Depuis l’Euro 2016 et les hooligans russes, on nous dit de ne pas aller en Russie car trop dangereux. Et maintenant ça déplore dans chaque émission le faible nombre de supporters français à la CDM2018. Schizophrénie des médias.. #RMCLive @jltourre @Jano_Resseguie @PierreDorian
— La Gachette 🔫 (@abeaulaigue) 21 июня 2018 г.
Alors les Français ont-ils eu peur de venir? «Non je ne pense pas. Ou alors une minorité», affirme Johann Bollier. «Je pense que ce n'était simplement pas dans leurs projets de se déplacer pour la Coupe du Monde», dit-il en ajoutant que «pour nous en tout cas, on a pas eu peur de venir et tout se passe bien».
«Ne pas s'arrêter aux idées reçues»
Ces Français qui sont tout de même venus n'ont pourtant pas l'air déçu. «En aucun cas je regrette, c'est quelque chose d'exceptionnel de vivre ça», dit Olivier.
«Il y a une très bonne ambiance entre supporters, et les Russes nous ont bien accueillis même si c'est parfois dur de se faire comprendre car on ne parle pas russe», ajoute Johann.
Thomas Otalora dit lui aussi ne pas regretter son déplacement. «Les Russes sont des gens très ouverts. Ils m'ont rappelé les vendéens en France. Après, la sécurité est tellement grande dans le Mondial qu'il y a pas de soucis à se faire», confie-t-il.
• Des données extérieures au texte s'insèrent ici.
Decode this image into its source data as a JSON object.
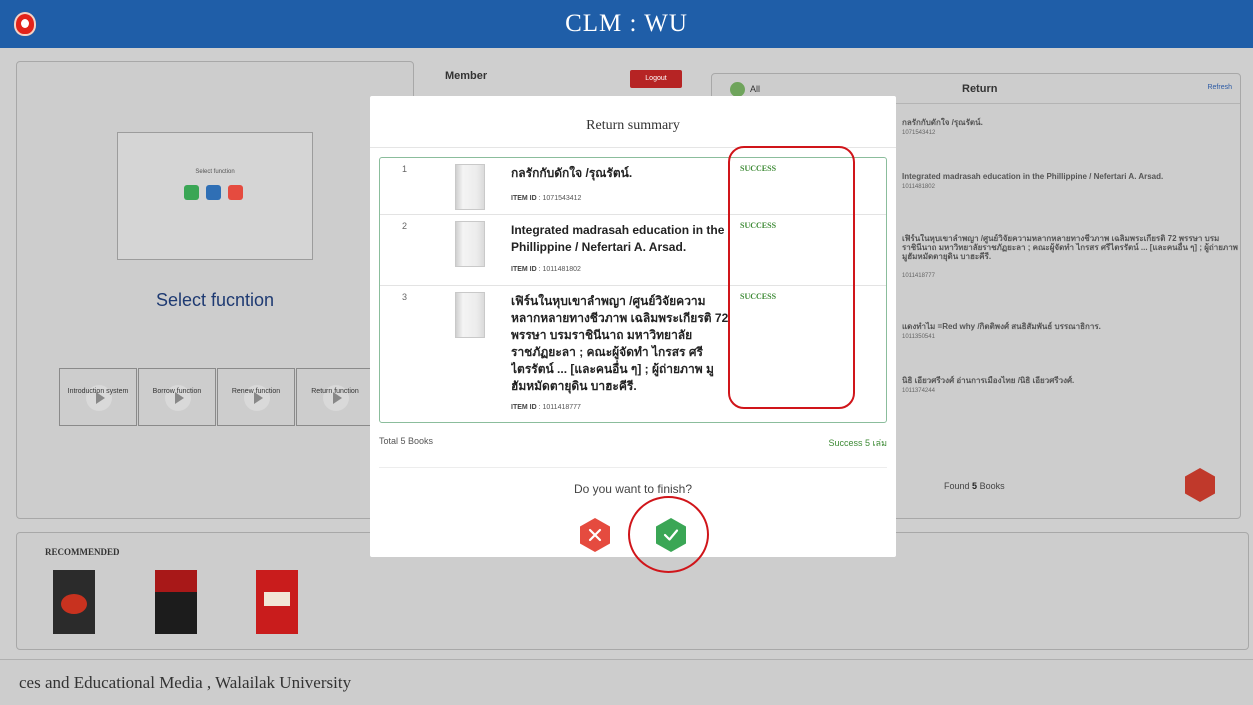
{
  "header": {
    "title": "CLM : WU"
  },
  "left_panel": {
    "preview_text": "Select function",
    "select_title": "Select fucntion",
    "tiles": [
      {
        "label": "Introduction system",
        "color": "#8fb3d6"
      },
      {
        "label": "Borrow function",
        "color": "#9fc489"
      },
      {
        "label": "Renew function",
        "color": "#e3c46a"
      },
      {
        "label": "Return function",
        "color": "#e39a6a"
      }
    ]
  },
  "member_panel": {
    "title": "Member",
    "logout_label": "Logout"
  },
  "return_panel": {
    "all_label": "All",
    "title": "Return",
    "refresh_label": "Refresh",
    "items": [
      {
        "title": "กลรักกับดักใจ /รุณรัตน์.",
        "item_id": "1071543412"
      },
      {
        "title": "Integrated madrasah education in the Phillippine / Nefertari A. Arsad.",
        "item_id": "1011481802"
      },
      {
        "title": "เฟิร์นในหุบเขาลำพญา /ศูนย์วิจัยความหลากหลายทางชีวภาพ เฉลิมพระเกียรติ 72 พรรษา บรมราชินีนาถ มหาวิทยาลัยราชภัฏยะลา ; คณะผู้จัดทำ ไกรสร ศรีไตรรัตน์ ... [และคนอื่น ๆ] ; ผู้ถ่ายภาพ มูฮัมหมัดตายุดิน บาฮะคีรี.",
        "item_id": "1011418777"
      },
      {
        "title": "แดงทำไม =Red why /กิตติพงศ์ สนธิสัมพันธ์ บรรณาธิการ.",
        "item_id": "1011350541"
      },
      {
        "title": "นิธิ เอียวศรีวงศ์ อ่านการเมืองไทย /นิธิ เอียวศรีวงศ์.",
        "item_id": "1011374244"
      }
    ],
    "found_prefix": "Found",
    "found_count": "5",
    "found_suffix": "Books"
  },
  "recommended": {
    "title": "RECOMMENDED",
    "books": [
      {
        "cover_color": "#2b2b2b",
        "accent": "#c8321f"
      },
      {
        "cover_color": "#1c1c1c",
        "accent": "#a81818"
      },
      {
        "cover_color": "#c91c1c",
        "accent": "#ffffff"
      }
    ]
  },
  "footer": {
    "text": "ces and Educational Media , Walailak University"
  },
  "modal": {
    "title": "Return summary",
    "id_label": "ITEM ID",
    "rows": [
      {
        "num": "1",
        "title": "กลรักกับดักใจ /รุณรัตน์.",
        "item_id": "1071543412",
        "status": "SUCCESS"
      },
      {
        "num": "2",
        "title": "Integrated madrasah education in the Phillippine / Nefertari A. Arsad.",
        "item_id": "1011481802",
        "status": "SUCCESS"
      },
      {
        "num": "3",
        "title": "เฟิร์นในหุบเขาลำพญา /ศูนย์วิจัยความหลากหลายทางชีวภาพ เฉลิมพระเกียรติ 72 พรรษา บรมราชินีนาถ มหาวิทยาลัยราชภัฏยะลา ; คณะผู้จัดทำ ไกรสร ศรีไตรรัตน์ ... [และคนอื่น ๆ] ; ผู้ถ่ายภาพ มูฮัมหมัดตายุดิน บาฮะคีรี.",
        "item_id": "1011418777",
        "status": "SUCCESS"
      }
    ],
    "total_text": "Total 5 Books",
    "success_text": "Success 5 เล่ม",
    "question": "Do you want to finish?",
    "colors": {
      "success": "#3d8a35",
      "cancel": "#e54b3f",
      "confirm": "#3aa655"
    }
  }
}
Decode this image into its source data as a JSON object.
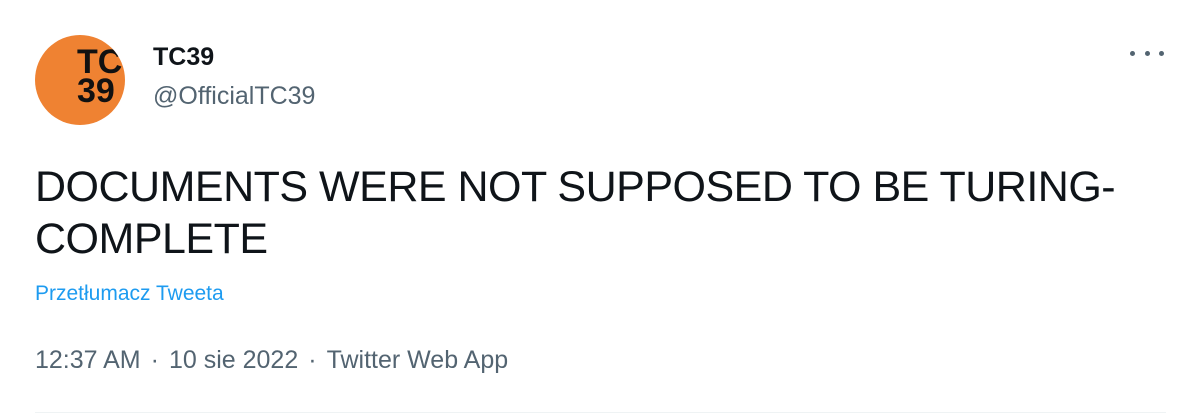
{
  "author": {
    "name": "TC39",
    "handle": "@OfficialTC39",
    "avatar_line1": "TC",
    "avatar_line2": "39",
    "avatar_color": "#ef8232"
  },
  "tweet": {
    "text": "DOCUMENTS WERE NOT SUPPOSED TO BE TURING-COMPLETE",
    "translate_label": "Przetłumacz Tweeta"
  },
  "meta": {
    "time": "12:37 AM",
    "separator": "·",
    "date": "10 sie 2022",
    "source": "Twitter Web App"
  },
  "icons": {
    "more": "more-horizontal-icon"
  },
  "colors": {
    "link": "#1d9bf0",
    "secondary_text": "#536471",
    "primary_text": "#0f1419"
  }
}
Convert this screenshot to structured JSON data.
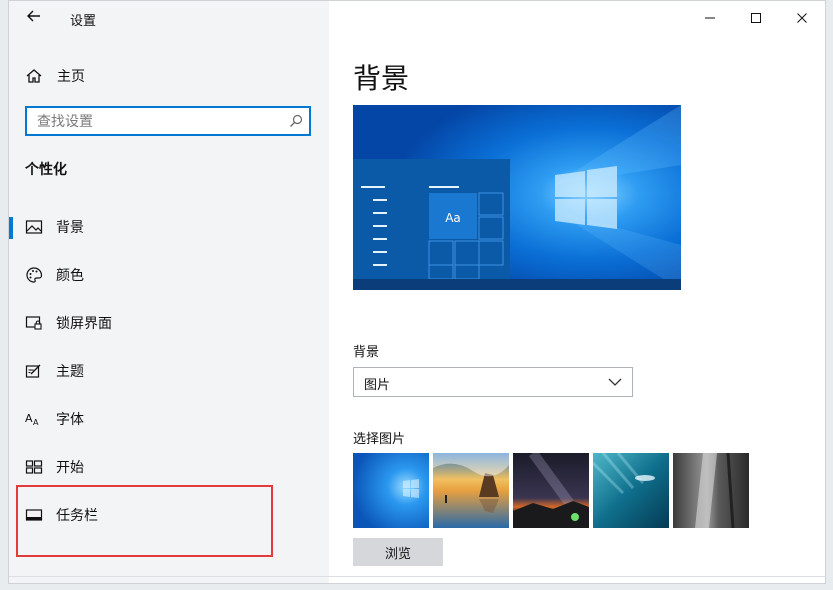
{
  "app": {
    "title": "设置",
    "back_symbol": "←"
  },
  "sidebar": {
    "home_label": "主页",
    "search_placeholder": "查找设置",
    "section_title": "个性化",
    "items": [
      {
        "label": "背景",
        "icon": "picture-icon",
        "active": true
      },
      {
        "label": "颜色",
        "icon": "palette-icon",
        "active": false
      },
      {
        "label": "锁屏界面",
        "icon": "lock-screen-icon",
        "active": false
      },
      {
        "label": "主题",
        "icon": "theme-icon",
        "active": false
      },
      {
        "label": "字体",
        "icon": "font-icon",
        "active": false
      },
      {
        "label": "开始",
        "icon": "start-icon",
        "active": false
      },
      {
        "label": "任务栏",
        "icon": "taskbar-icon",
        "active": false
      }
    ]
  },
  "main": {
    "title": "背景",
    "preview": {
      "tile_text": "Aa"
    },
    "background_label": "背景",
    "background_value": "图片",
    "choose_label": "选择图片",
    "browse_label": "浏览"
  },
  "colors": {
    "accent": "#0078d4",
    "highlight": "#e23b3b"
  }
}
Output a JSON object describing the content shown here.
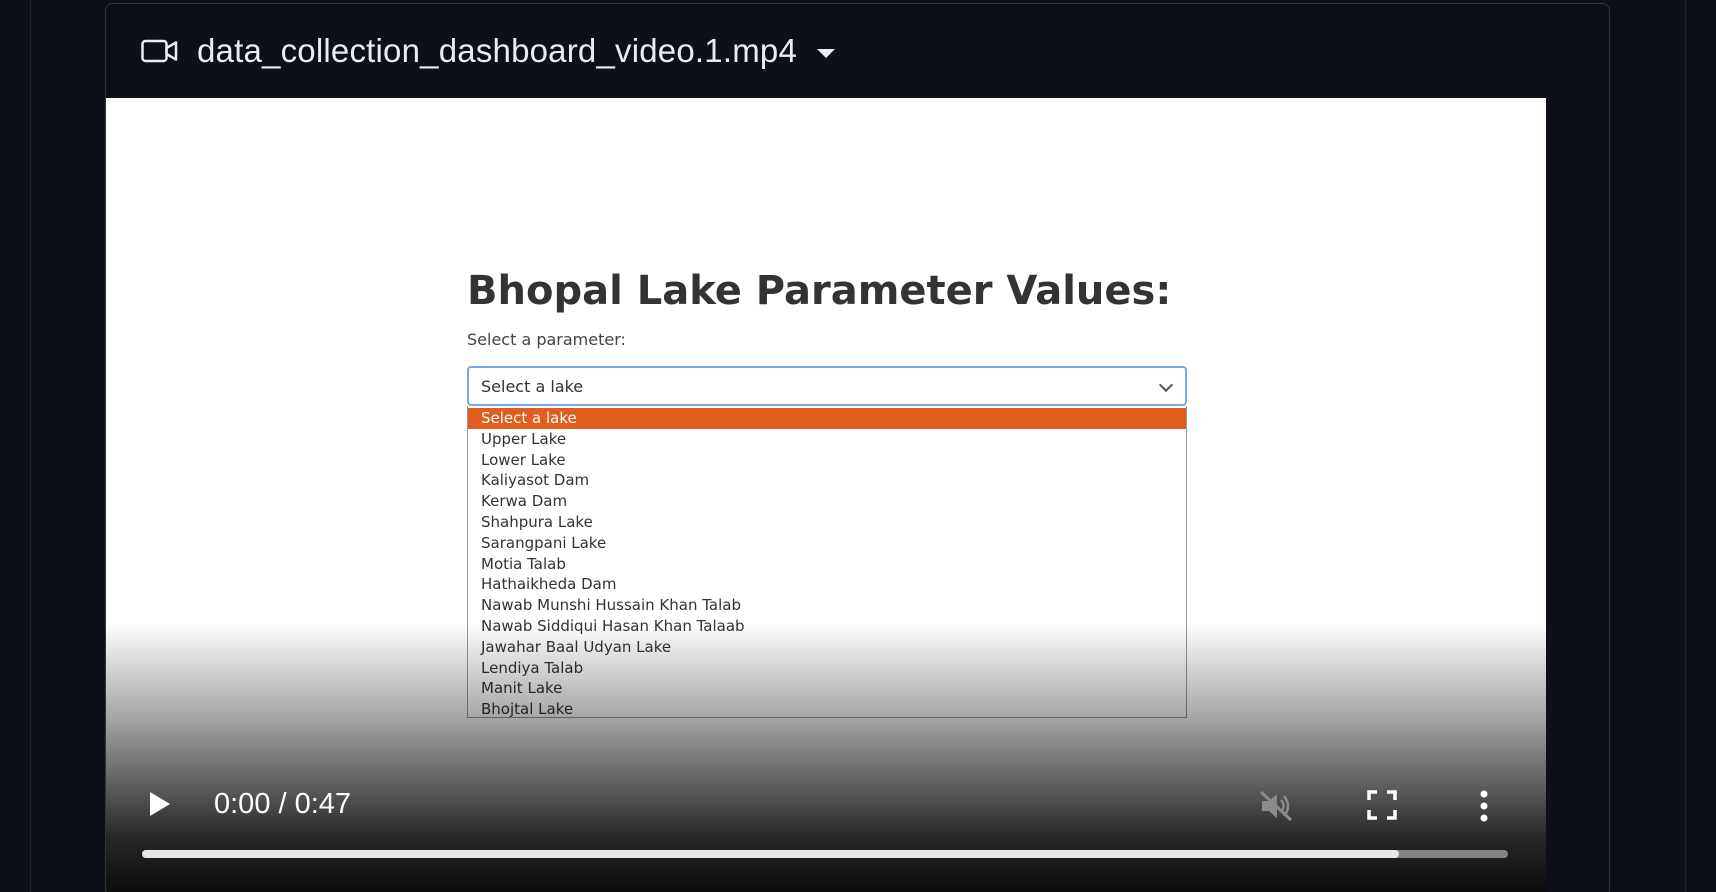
{
  "file": {
    "title": "data_collection_dashboard_video.1.mp4",
    "icon": "video-camera-icon"
  },
  "video_frame": {
    "heading": "Bhopal Lake Parameter Values:",
    "label": "Select a parameter:",
    "select": {
      "value": "Select a lake",
      "options": [
        "Select a lake",
        "Upper Lake",
        "Lower Lake",
        "Kaliyasot Dam",
        "Kerwa Dam",
        "Shahpura Lake",
        "Sarangpani Lake",
        "Motia Talab",
        "Hathaikheda Dam",
        "Nawab Munshi Hussain Khan Talab",
        "Nawab Siddiqui Hasan Khan Talaab",
        "Jawahar Baal Udyan Lake",
        "Lendiya Talab",
        "Manit Lake",
        "Bhojtal Lake"
      ],
      "highlight_color": "#e05d1f"
    }
  },
  "player": {
    "time": "0:00 / 0:47",
    "buffered_fraction": 0.92,
    "muted": true
  }
}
Alors que la Coupe entre dans sa phase la plus chaude, il reste encore plus de deux semaines pour en profiter. Et si les billets pour les matchs sont déjà vendus, pourquoi ne pas venir respirer cet air de fête qui flotte en cette période dans toutes les rues des villes russes.
«On a la chance de pouvoir voyager plus facilement qu'avant, il faut en profiter pour aller à la rencontre des gens et sortir des sentiers battus et des destinations plus classiques. Pour nous, ce voyage en Russie est une réussite et peut être qu'on reviendra», conclut Johann.